27.11.11

was ich begleite was mich begleitet

es passiert viel in kolumbien.
wichtige aemter wechseln, nachrichten, die bis ans andere ende der welt gelangen, ein ex guerillero ist seit anfang november buergermeister von bogota, zweitmaechtigster mann im land. zeichen dafuer, dass ernst gemeinter einsatz fuer den frieden honoriert wird, dass vergangene rollenbilder – wie die der staatsfeinde - aufgeloest werden koennen. 
die regierung feiert sich im lichte der militaeroparation im bundesstaat cauca, bei der FARC chef alfonso cano getoetet wurde. die bisherigen analysen, was das fuer kolumbien bedeutet meinen, die groesste guerillabewegung kolumbiens ist weitgehend geschwaecht, wenn nicht am niedrigsten punkt ihrer kaempferischen moeglichkeiten und schreckenserregenden gewalttaten angelangt. 
unsere hauptinformationsquelle, unsere nachbarn und die leute des dorfrates, meinen jedoch, die FARC wird sich gerade jetzt nicht geschlagen geben, nicht jetzt.
"dialog ist die einzige moeglichkeit, aus dieser situation zu entkommen", meint einer meiner lieblingsgespaechspartner in unserm dorf, "dieser dialog beginnt jedoch sicherlich nicht mit dem tod von alfonso cano". in unserer region sind sie jedenfalls nach wie vor praesent, die guerillas, erst letzte woche gab es einen kampf zwischen paramilitaers und guerilleros in einem benachbarten tal.     

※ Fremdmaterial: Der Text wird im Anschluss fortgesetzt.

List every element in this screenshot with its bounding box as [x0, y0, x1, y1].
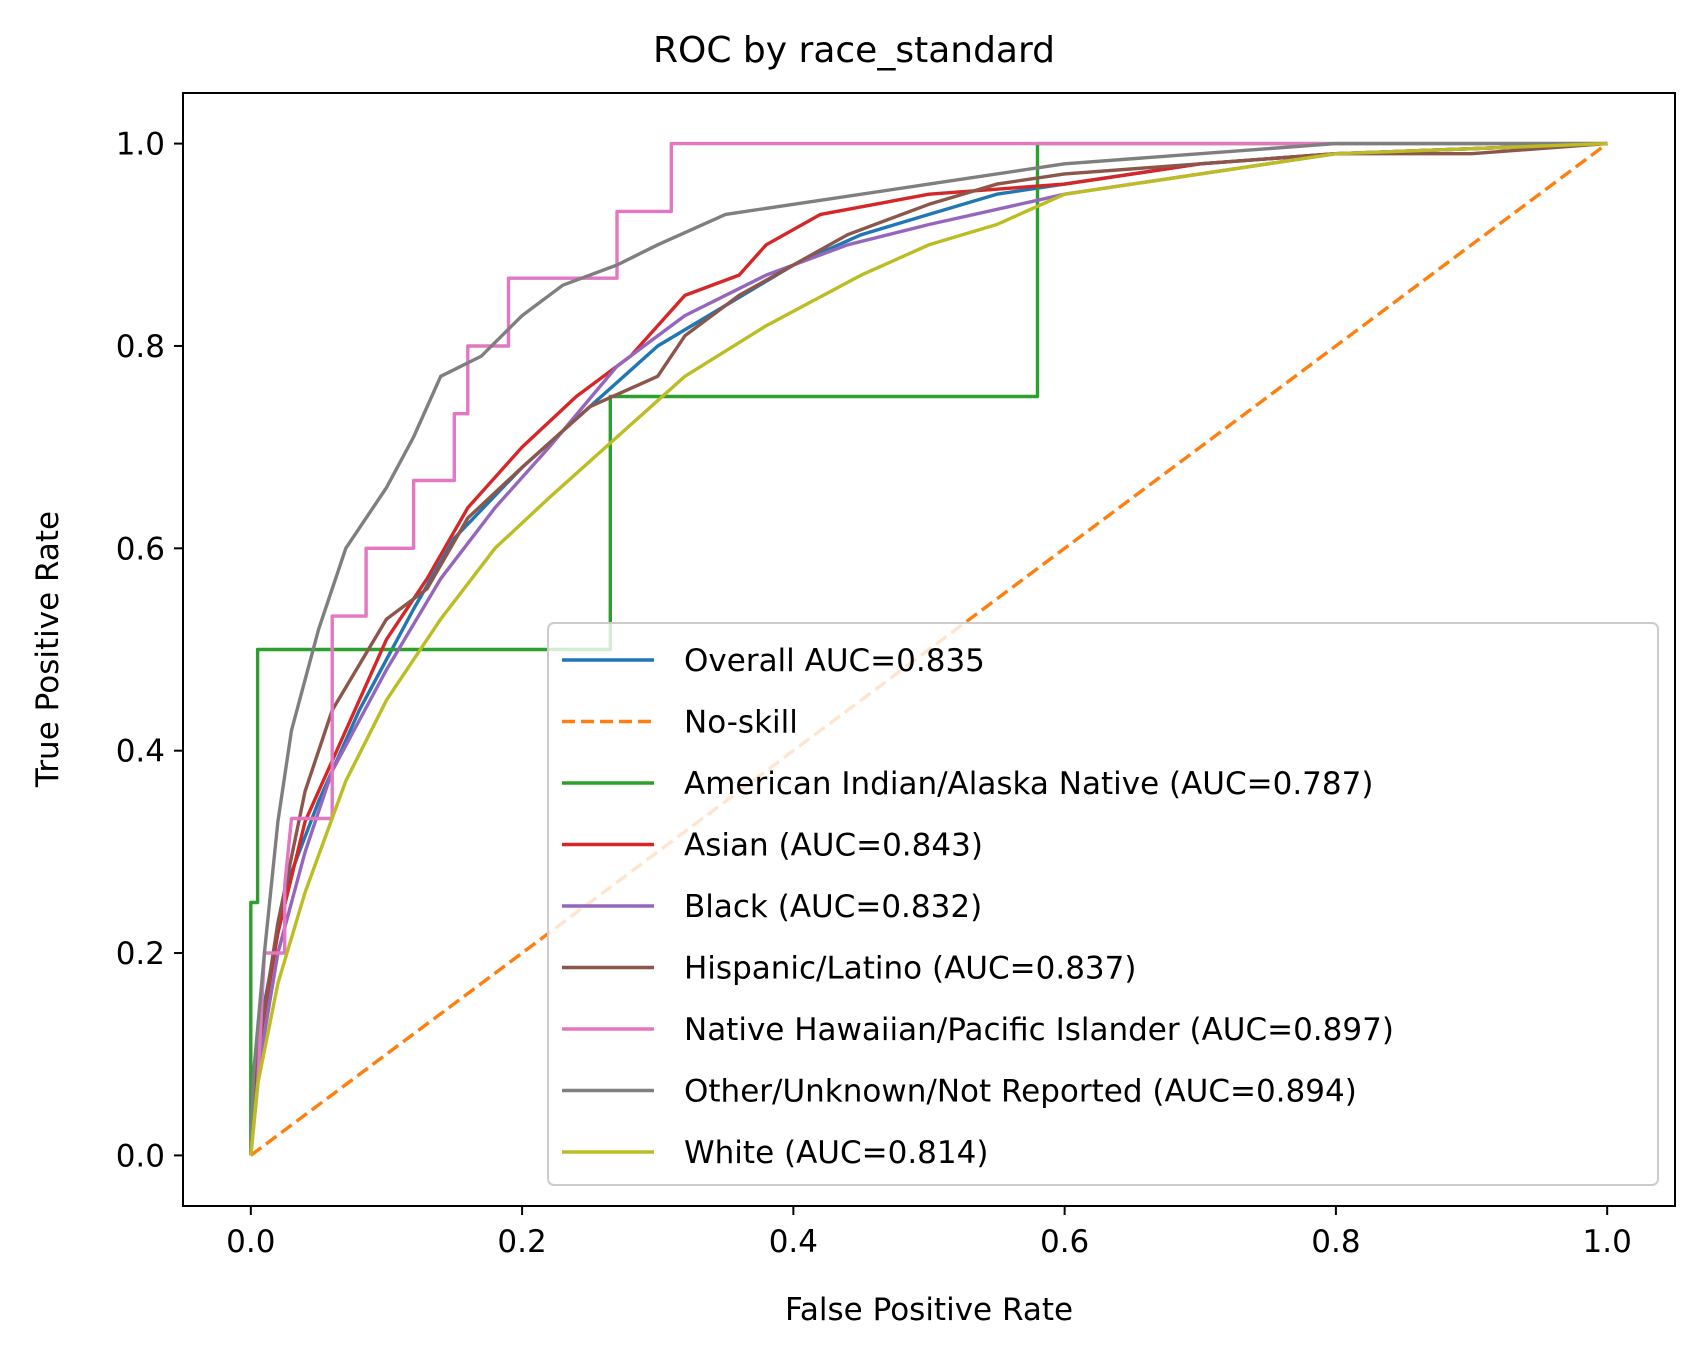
- legend-label-3: Asian (AUC=0.843): [684, 828, 983, 864]
- y-axis-label: True Positive Rate: [30, 511, 66, 788]
- y-tick-label: 0.4: [116, 734, 165, 770]
- legend: Overall AUC=0.835 No-skill American Indian…: [547, 622, 1659, 1186]
- legend-label-7: Other/Unknown/Not Reported (AUC=0.894): [684, 1074, 1357, 1110]
- series-line-6: [249, 141, 1608, 1156]
- series-line-5: [249, 141, 1608, 1156]
- legend-label-1: No-skill: [684, 705, 798, 741]
- legend-label-2: American Indian/Alaska Native (AUC=0.787…: [684, 766, 1373, 802]
- legend-label-5: Hispanic/Latino (AUC=0.837): [684, 951, 1136, 987]
- legend-label-0: Overall AUC=0.835: [684, 643, 985, 679]
- y-tick-label: 0.2: [116, 936, 165, 972]
- plot-frame: [182, 92, 1676, 1207]
- x-axis: 0.0 0.2 0.4 0.6 0.8 1.0: [226, 1206, 1632, 1260]
- legend-items: Overall AUC=0.835 No-skill American Indian…: [562, 643, 1394, 1171]
- x-tick-label: 0.2: [497, 1224, 546, 1260]
- y-tick-label: 0.0: [116, 1138, 165, 1174]
- legend-label-8: White (AUC=0.814): [684, 1135, 988, 1171]
- x-tick-label: 0.6: [1040, 1224, 1089, 1260]
- y-axis: 0.0 0.2 0.4 0.6 0.8 1.0: [116, 127, 183, 1174]
- y-tick-label: 1.0: [116, 127, 165, 163]
- series-line-8: [249, 141, 1608, 1156]
- x-tick-label: 1.0: [1583, 1224, 1632, 1260]
- x-tick-label: 0.8: [1311, 1224, 1360, 1260]
- series-line-7: [249, 141, 1608, 1156]
- x-axis-label: False Positive Rate: [785, 1292, 1073, 1328]
- legend-box: [547, 622, 1659, 1186]
- series-line-3: [249, 141, 1608, 1156]
- legend-label-4: Black (AUC=0.832): [684, 889, 982, 925]
- y-tick-label: 0.8: [116, 329, 165, 365]
- chart-title: ROC by race_standard: [653, 30, 1055, 71]
- y-tick-label: 0.6: [116, 531, 165, 567]
- x-tick-label: 0.0: [226, 1224, 275, 1260]
- x-tick-label: 0.4: [769, 1224, 818, 1260]
- legend-label-6: Native Hawaiian/Pacific Islander (AUC=0.…: [684, 1012, 1394, 1048]
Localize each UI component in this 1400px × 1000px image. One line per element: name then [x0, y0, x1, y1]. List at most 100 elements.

auch auf der mikroebene sind wir beschaeftigt. die "heissen zonen" wechseln. wir werden angefragt, familien zu begleiten, anrufe zu tun, leute von der feldarbeit abzuholen. 
ich arbeite an artikeln ueber die landfrage und den cocaanbau.
ich verbringe gute anteile meiner zeit damit, meine neue kollegin charlotte zu begleiten beim kennen lernen der leute, der arbeit und beim eintauchen in das leben hier. es ist super. sie ist so motiviert u bringt viel aussensicht und andere interessen. viel zu diskutieren, viel lebensbewegendes, linguistisches und analytisches. fein.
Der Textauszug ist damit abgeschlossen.